Turquie / Terrorisme : Erdogan paye ses retournements successifs
Terrorisme - Antoine Basbous, Politologue franco-libanais, directeur de l'Observatoire des pays arabes.
C'est la 3e fois cette année qu'Istanboul est en proie au terrorisme. Erdogan n'est-il pas directement visé?
Derrière Erdogan, c'est l'économie turque et les touristes qui sont dans la ligne de mire de Daech. L'État islamique, si c'est bien lui qui est derrière ces attentats, reproche à Erdogan son retournement. Le président turc avait fait de la Turquie l'autoroute du jihad en 2014 jusqu'en 2015. Il avait soutenu Daech dans la bataille de Kobané avant de se retourner contre l'État islamique sous la pression occidentale.
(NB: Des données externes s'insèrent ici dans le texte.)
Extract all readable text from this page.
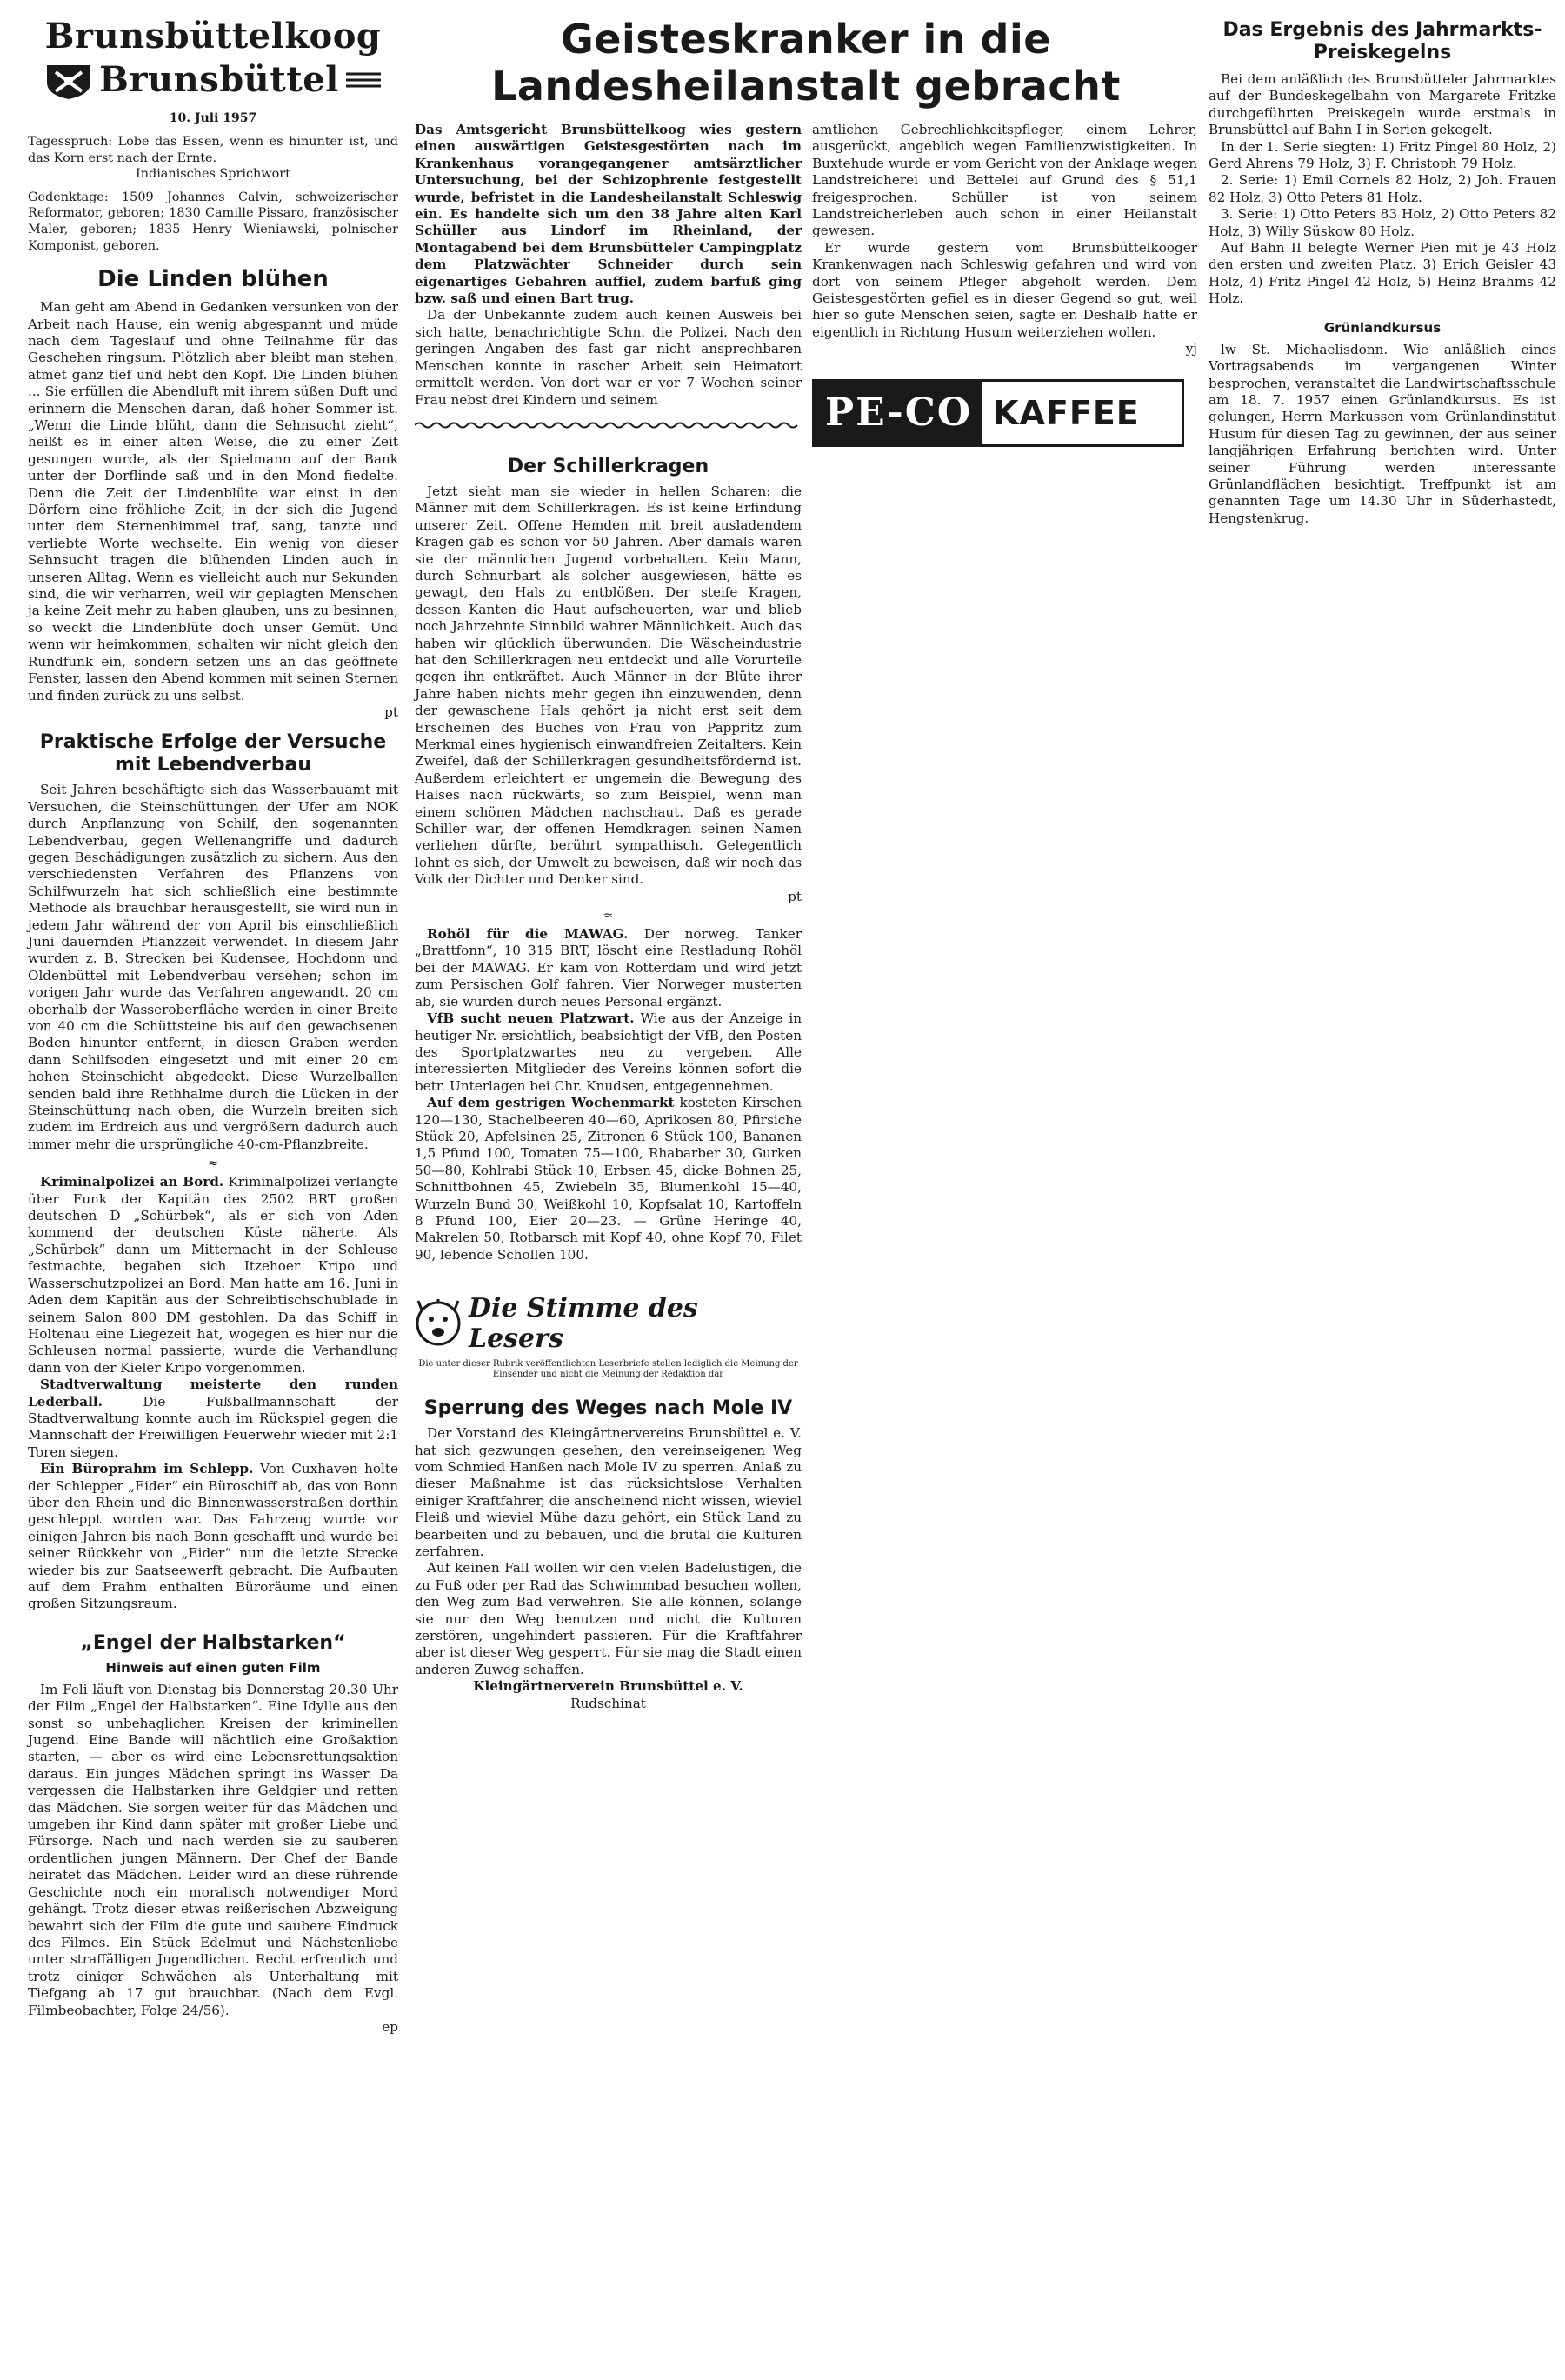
Brunsbüttelkoog
Brunsbüttel
10. Juli 1957

Tagesspruch: Lobe das Essen, wenn es hinunter ist, und das Korn erst nach der Ernte.

Indianisches Sprichwort

Gedenktage: 1509 Johannes Calvin, schweizerischer Reformator, geboren; 1830 Camille Pissaro, französischer Maler, geboren; 1835 Henry Wieniawski, polnischer Komponist, geboren.

Die Linden blühen

Man geht am Abend in Gedanken versunken von der Arbeit nach Hause, ein wenig abgespannt und müde nach dem Tageslauf und ohne Teilnahme für das Geschehen ringsum. Plötzlich aber bleibt man stehen, atmet ganz tief und hebt den Kopf. Die Linden blühen ... Sie erfüllen die Abendluft mit ihrem süßen Duft und erinnern die Menschen daran, daß hoher Sommer ist. „Wenn die Linde blüht, dann die Sehnsucht zieht“, heißt es in einer alten Weise, die zu einer Zeit gesungen wurde, als der Spielmann auf der Bank unter der Dorflinde saß und in den Mond fiedelte. Denn die Zeit der Lindenblüte war einst in den Dörfern eine fröhliche Zeit, in der sich die Jugend unter dem Sternenhimmel traf, sang, tanzte und verliebte Worte wechselte. Ein wenig von dieser Sehnsucht tragen die blühenden Linden auch in unseren Alltag. Wenn es vielleicht auch nur Sekunden sind, die wir verharren, weil wir geplagten Menschen ja keine Zeit mehr zu haben glauben, uns zu besinnen, so weckt die Lindenblüte doch unser Gemüt. Und wenn wir heimkommen, schalten wir nicht gleich den Rundfunk ein, sondern setzen uns an das geöffnete Fenster, lassen den Abend kommen mit seinen Sternen und finden zurück zu uns selbst.

pt

Praktische Erfolge der Versuche mit Lebendverbau

Seit Jahren beschäftigte sich das Wasserbauamt mit Versuchen, die Steinschüttungen der Ufer am NOK durch Anpflanzung von Schilf, den sogenannten Lebendverbau, gegen Wellenangriffe und dadurch gegen Beschädigungen zusätzlich zu sichern. Aus den verschiedensten Verfahren des Pflanzens von Schilfwurzeln hat sich schließlich eine bestimmte Methode als brauchbar herausgestellt, sie wird nun in jedem Jahr während der von April bis einschließlich Juni dauernden Pflanzzeit verwendet. In diesem Jahr wurden z. B. Strecken bei Kudensee, Hochdonn und Oldenbüttel mit Lebendverbau versehen; schon im vorigen Jahr wurde das Verfahren angewandt. 20 cm oberhalb der Wasseroberfläche werden in einer Breite von 40 cm die Schüttsteine bis auf den gewachsenen Boden hinunter entfernt, in diesen Graben werden dann Schilfsoden eingesetzt und mit einer 20 cm hohen Steinschicht abgedeckt. Diese Wurzelballen senden bald ihre Rethhalme durch die Lücken in der Steinschüttung nach oben, die Wurzeln breiten sich zudem im Erdreich aus und vergrößern dadurch auch immer mehr die ursprüngliche 40-cm-Pflanzbreite.

≈

Kriminalpolizei an Bord. Kriminalpolizei verlangte über Funk der Kapitän des 2502 BRT großen deutschen D „Schürbek“, als er sich von Aden kommend der deutschen Küste näherte. Als „Schürbek“ dann um Mitternacht in der Schleuse festmachte, begaben sich Itzehoer Kripo und Wasserschutzpolizei an Bord. Man hatte am 16. Juni in Aden dem Kapitän aus der Schreibtischschublade in seinem Salon 800 DM gestohlen. Da das Schiff in Holtenau eine Liegezeit hat, wogegen es hier nur die Schleusen normal passierte, wurde die Verhandlung dann von der Kieler Kripo vorgenommen.

Stadtverwaltung meisterte den runden Lederball.	Die Fußballmannschaft der Stadtverwaltung konnte auch im Rückspiel gegen die Mannschaft der Freiwilligen Feuerwehr wieder mit 2:1 Toren siegen.

Ein Büroprahm im Schlepp. Von Cuxhaven holte der Schlepper „Eider“ ein Büroschiff ab, das von Bonn über den Rhein und die Binnenwasserstraßen dorthin geschleppt worden war. Das Fahrzeug wurde vor einigen Jahren bis nach Bonn geschafft und wurde bei seiner Rückkehr von „Eider“ nun die letzte Strecke wieder bis zur Saatseewerft gebracht. Die Aufbauten auf dem Prahm enthalten Büroräume und einen großen Sitzungsraum.

„Engel der Halbstarken“
Hinweis auf einen guten Film

Im Feli läuft von Dienstag bis Donnerstag 20.30 Uhr der Film „Engel der Halbstarken“. Eine Idylle aus den sonst so unbehaglichen Kreisen der kriminellen Jugend. Eine Bande will nächtlich eine Großaktion starten, — aber es wird eine Lebensrettungsaktion daraus. Ein junges Mädchen springt ins Wasser. Da vergessen die Halbstarken ihre Geldgier und retten das Mädchen. Sie sorgen weiter für das Mädchen und umgeben ihr Kind dann später mit großer Liebe und Fürsorge. Nach und nach werden sie zu sauberen ordentlichen jungen Männern. Der Chef der Bande heiratet das Mädchen. Leider wird an diese rührende Geschichte noch ein moralisch notwendiger Mord gehängt. Trotz dieser etwas reißerischen Abzweigung bewahrt sich der Film die gute und saubere Eindruck des Filmes. Ein Stück Edelmut und Nächstenliebe unter straffälligen Jugendlichen. Recht erfreulich und trotz einiger Schwächen als Unterhaltung mit Tiefgang ab 17 gut brauchbar. (Nach dem Evgl. Filmbeobachter, Folge 24/56).

ep

Geisteskranker in die
Landesheilanstalt gebracht

Das Amtsgericht Brunsbüttelkoog wies gestern einen auswärtigen Geistesgestörten nach im Krankenhaus vorangegangener amtsärztlicher Untersuchung, bei der Schizophrenie festgestellt wurde, befristet in die Landesheilanstalt Schleswig ein. Es handelte sich um den 38 Jahre alten Karl Schüller aus Lindorf im Rheinland, der Montagabend bei dem Brunsbütteler Campingplatz dem Platzwächter Schneider durch sein eigenartiges Gebahren auffiel, zudem barfuß ging bzw. saß und einen Bart trug.

Da der Unbekannte zudem auch keinen Ausweis bei sich hatte, benachrichtigte Schn. die Polizei. Nach den geringen Angaben des fast gar nicht ansprechbaren Menschen konnte in rascher Arbeit sein Heimatort ermittelt werden. Von dort war er vor 7 Wochen seiner Frau nebst drei Kindern und seinem

Der Schillerkragen

Jetzt sieht man sie wieder in hellen Scharen: die Männer mit dem Schillerkragen. Es ist keine Erfindung unserer Zeit. Offene Hemden mit breit ausladendem Kragen gab es schon vor 50 Jahren. Aber damals waren sie der männlichen Jugend vorbehalten. Kein Mann, durch Schnurbart als solcher ausgewiesen, hätte es gewagt, den Hals zu entblößen. Der steife Kragen, dessen Kanten die Haut aufscheuerten, war und blieb noch Jahrzehnte Sinnbild wahrer Männlichkeit. Auch das haben wir glücklich überwunden. Die Wäscheindustrie hat den Schillerkragen neu entdeckt und alle Vorurteile gegen ihn entkräftet. Auch Männer in der Blüte ihrer Jahre haben nichts mehr gegen ihn einzuwenden, denn der gewaschene Hals gehört ja nicht erst seit dem Erscheinen des Buches von Frau von Pappritz zum Merkmal eines hygienisch einwandfreien Zeitalters. Kein Zweifel, daß der Schillerkragen gesundheitsfördernd ist. Außerdem erleichtert er ungemein die Bewegung des Halses nach rückwärts, so zum Beispiel, wenn man einem schönen Mädchen nachschaut. Daß es gerade Schiller war, der offenen Hemdkragen seinen Namen verliehen dürfte, berührt sympathisch. Gelegentlich lohnt es sich, der Umwelt zu beweisen, daß wir noch das Volk der Dichter und Denker sind.

pt

≈

Rohöl für die MAWAG. Der norweg. Tanker „Brattfonn“, 10 315 BRT, löscht eine Restladung Rohöl bei der MAWAG. Er kam von Rotterdam und wird jetzt zum Persischen Golf fahren. Vier Norweger musterten ab, sie wurden durch neues Personal ergänzt.

VfB sucht neuen Platzwart. Wie aus der Anzeige in heutiger Nr. ersichtlich, beabsichtigt der VfB, den Posten des Sportplatzwartes neu zu vergeben. Alle interessierten Mitglieder des Vereins können sofort die betr. Unterlagen bei Chr. Knudsen, entgegennehmen.

Auf dem gestrigen Wochenmarkt kosteten Kirschen 120—130, Stachelbeeren 40—60, Aprikosen 80, Pfirsiche Stück 20, Apfelsinen 25, Zitronen 6 Stück 100, Bananen 1,5 Pfund 100, Tomaten 75—100, Rhabarber 30, Gurken 50—80, Kohlrabi Stück 10, Erbsen 45, dicke Bohnen 25, Schnittbohnen 45, Zwiebeln 35, Blumenkohl 15—40, Wurzeln Bund 30, Weißkohl 10, Kopfsalat 10, Kartoffeln 8 Pfund 100, Eier 20—23. — Grüne Heringe 40, Makrelen 50, Rotbarsch mit Kopf 40, ohne Kopf 70, Filet 90, lebende Schollen 100.

Die Stimme des Lesers
Die unter dieser Rubrik veröffentlichten Leserbriefe stellen lediglich die Meinung der Einsender und nicht die Meinung der Redaktion dar
Sperrung des Weges nach Mole IV

Der Vorstand des Kleingärtnervereins Brunsbüttel e. V. hat sich gezwungen gesehen, den vereinseigenen Weg vom Schmied Hanßen nach Mole IV zu sperren. Anlaß zu dieser Maßnahme ist das rücksichtslose Verhalten einiger Kraftfahrer, die anscheinend nicht wissen, wieviel Fleiß und wieviel Mühe dazu gehört, ein Stück Land zu bearbeiten und zu bebauen, und die brutal die Kulturen zerfahren.

Auf keinen Fall wollen wir den vielen Badelustigen, die zu Fuß oder per Rad das Schwimmbad besuchen wollen, den Weg zum Bad verwehren. Sie alle können, solange sie nur den Weg benutzen und nicht die Kulturen zerstören, ungehindert passieren. Für die Kraftfahrer aber ist dieser Weg gesperrt. Für sie mag die Stadt einen anderen Zuweg schaffen.

Kleingärtnerverein Brunsbüttel e. V.

Rudschinat

amtlichen Gebrechlichkeitspfleger, einem Lehrer, ausgerückt, angeblich wegen Familienzwistigkeiten. In Buxtehude wurde er vom Gericht von der Anklage wegen Landstreicherei und Bettelei auf Grund des § 51,1 freigesprochen. Schüller ist von seinem Landstreicherleben auch schon in einer Heilanstalt gewesen.

Er wurde gestern vom Brunsbüttelkooger Krankenwagen nach Schleswig gefahren und wird von dort von seinem Pfleger abgeholt werden. Dem Geistesgestörten gefiel es in dieser Gegend so gut, weil hier so gute Menschen seien, sagte er. Deshalb hatte er eigentlich in Richtung Husum weiterziehen wollen.

yj

PE-CO KAFFEE
Das Ergebnis des Jahrmarkts-Preiskegelns

Bei dem anläßlich des Brunsbütteler Jahrmarktes auf der Bundeskegelbahn von Margarete Fritzke durchgeführten Preiskegeln wurde erstmals in Brunsbüttel auf Bahn I in Serien gekegelt.

In der 1. Serie siegten: 1) Fritz Pingel 80 Holz, 2) Gerd Ahrens 79 Holz, 3) F. Christoph 79 Holz.

2. Serie: 1) Emil Cornels 82 Holz, 2) Joh. Frauen 82 Holz, 3) Otto Peters 81 Holz.

3. Serie: 1) Otto Peters 83 Holz, 2) Otto Peters 82 Holz, 3) Willy Süskow 80 Holz.

Auf Bahn II belegte Werner Pien mit je 43 Holz den ersten und zweiten Platz. 3) Erich Geisler 43 Holz, 4) Fritz Pingel 42 Holz, 5) Heinz Brahms 42 Holz.

Grünlandkursus

lw St. Michaelisdonn. Wie anläßlich eines Vortragsabends im vergangenen Winter besprochen, veranstaltet die Landwirtschaftsschule am 18. 7. 1957 einen Grünlandkursus. Es ist gelungen, Herrn Markussen vom Grünlandinstitut Husum für diesen Tag zu gewinnen, der aus seiner langjährigen Erfahrung berichten wird. Unter seiner Führung werden interessante Grünlandflächen besichtigt. Treffpunkt ist am genannten Tage um 14.30 Uhr in Süderhastedt, Hengstenkrug.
Sauf que, pendant ce temps, cette organisation s'est implantée en Turquie, a su communiquer en langue turque, a fait adhérer une petite dizaine de milliers de Turcs à son idéologie, et dispose maintenant d'un terreau favorable à l'EI. Ces dernières années, Erdogan a commis des errements stratégiques majeurs. Sur la Syrie, il pensait être soutenu par Obama et les Européens pour l'éviction d'Assad. Obama avait évoqué la «ligne rouge» des armes chimiques. Assad les a utilisées et Obama n'a fait que se coucher. L'Europe, sans les Américains, n'allait pas faire la guerre à Assad. De fait, Erdogan, qui avait le verbe haut et le bras très mou, s'est vengé en accordant des avantages à Daech comme celui d'ouvrir une autoroute pour les djihadistes. Dans un deuxième temps, lorsqu'il a perdu les élections l'an passé, il a ouvert les vannes des migrants sur l'Europe en réponse, quelque part, à la «trahison» des Européens. Toutes les options qu'avait prises Erdogan depuis 2011 sont tombées à l'eau. Il est en train de payer ses échecs, son peu d'engagements de terrain et sa mauvaise évaluation de son environnement régional et international.
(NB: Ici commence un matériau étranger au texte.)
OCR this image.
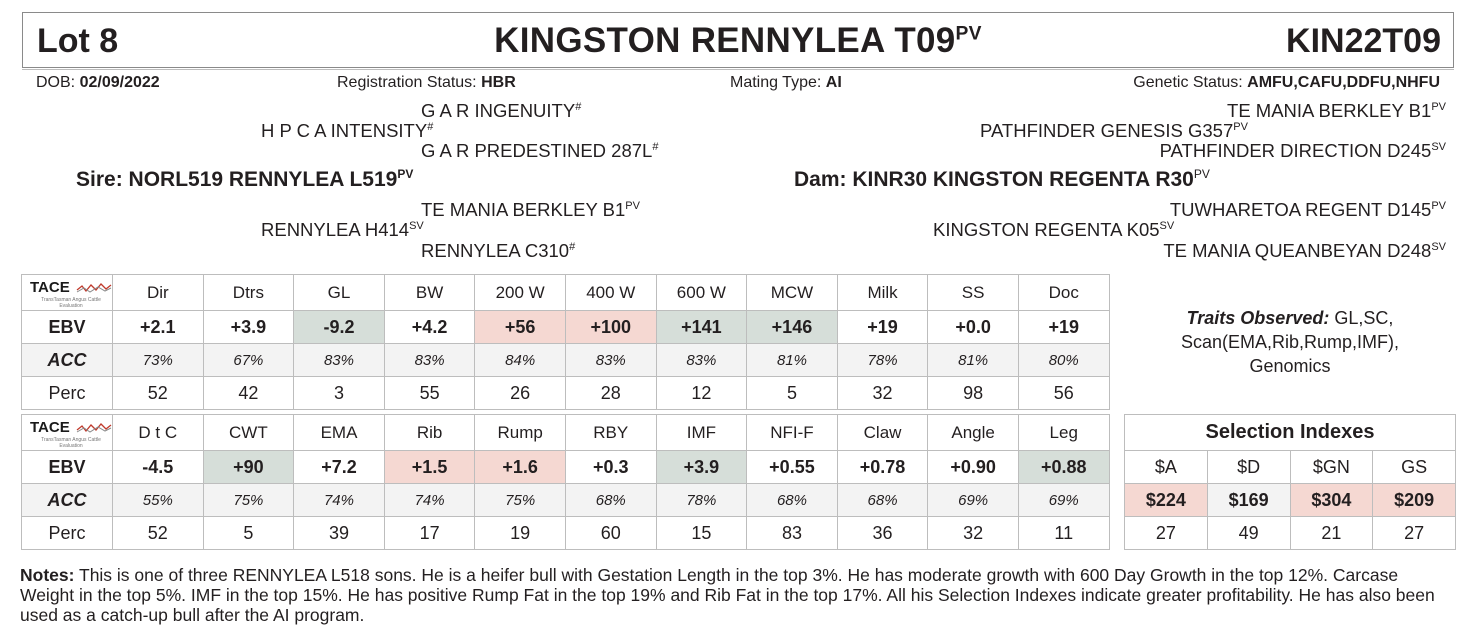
Lot 8	KINGSTON RENNYLEA $T09^{PV}$	KIN22T09
DOB: 02/09/2022	Registration Status: HBR	Mating Type: AI	Genetic Status: AMFU,CAFU,DDFU,NHFU
G A R INGENUITY#
H P C A INTENSITY#
G A R PREDESTINED 287L#
Sire: NORL519 RENNYLEA $L519^{PV}$
TE MANIA BERKLEY $B1^{PV}$
RENNYLEA $H414^{SV}$
RENNYLEA C310#
TE MANIA BERKLEY $B1^{PV}$
PATHFINDER GENESIS $G357^{PV}$
PATHFINDER DIRECTION $D245^{SV}$
Dam: KINR30 KINGSTON REGENTA $R30^{PV}$
TUWHARETOA REGENT $D145^{PV}$
KINGSTON REGENTA $K05^{SV}$
TE MANIA QUEANBEYAN $D248^{SV}$
TACE
TransTasman Angus Cattle Evaluation	Dir	Dtrs	GL	BW	200 W	400 W	600 W	MCW	Milk	SS	Doc
EBV	+2.1	+3.9	-9.2	+4.2	+56	+100	+141	+146	+19	+0.0	+19
ACC	73%	67%	83%	83%	84%	83%	83%	81%	78%	81%	80%
Perc	52	42	3	55	26	28	12	5	32	98	56
Traits Observed: GL,SC,
Scan(EMA,Rib,Rump,IMF),
Genomics
TACE
TransTasman Angus Cattle Evaluation	D t C	CWT	EMA	Rib	Rump	RBY	IMF	NFI-F	Claw	Angle	Leg
EBV	-4.5	+90	+7.2	+1.5	+1.6	+0.3	+3.9	+0.55	+0.78	+0.90	+0.88
ACC	55%	75%	74%	74%	75%	68%	78%	68%	68%	69%	69%
Perc	52	5	39	17	19	60	15	83	36	32	11
Selection Indexes			
$A	$D	$GN	GS
$224	$169	$304	$209
27	49	21	27
Notes: This is one of three RENNYLEA L518 sons. He is a heifer bull with Gestation Length in the top 3%. He has moderate growth with 600 Day Growth in the top 12%. Carcase Weight in the top 5%. IMF in the top 15%. He has positive Rump Fat in the top 19% and Rib Fat in the top 17%. All his Selection Indexes indicate greater profitability. He has also been used as a catch-up bull after the AI program.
Comment doit-on analyser la stratégie de Daech qui perd des points sur le terrain mais peut s'appuyer sur un réseau de kamikazes prêts à tout ?
Sur le terrain, du point de vue de son organisation, Daech ne dispose pas d'armée de l'air pour faire face à l'offensive internationale. Idéologiquement, Daech reste dominant dans l'esprit d'une communauté sunnite écrasée en Syrie et en Irak par l'hégémonie de l'Iran et de ses relais chiites au sein du monde arabe, au point de créer un «archipel chiite» qui brise l'océan sunnite et fait allégeance au Guide perse qui siège à Téhéran. De fait, l'État islamique peut s'appuyer sur un réseau de personnes qui partagent sa cause, sans avoir forcément à les organiser, et sans qu'ils soient forcément repérables. La poussée idéologique est donc très forte, même si, en Syrie et en Irak, l'organisation connaît des revers.
Quelle doit être en réponse la stratégie des Européens ?
Les Européens n'ont aucune stratégie. Ils sont dans la réaction molle et ne montrent aucune «virilité» dans leur approche de ces questions. Sans les États-Unis en tête, il n'y aura pas de stratégie efficace. Avec Barack Obama, il n'en est nullement question. Il va falloir attendre 2017 pour qu'un(e) futur(e) locataire de la Maison Blanche opte pour une éventuelle stratégie qui puisse entraîner dans son sillage ses alliés européens. Les Européens sont à la peine dans la sanctuarisation de leur territoire. Un million et demi de personnes sont rentrées sans visa l'an passé dans l'UE. Pour moi, l'Europe n'est pas, en ce moment, un acteur crédible, même pas pour sa propre sécurité.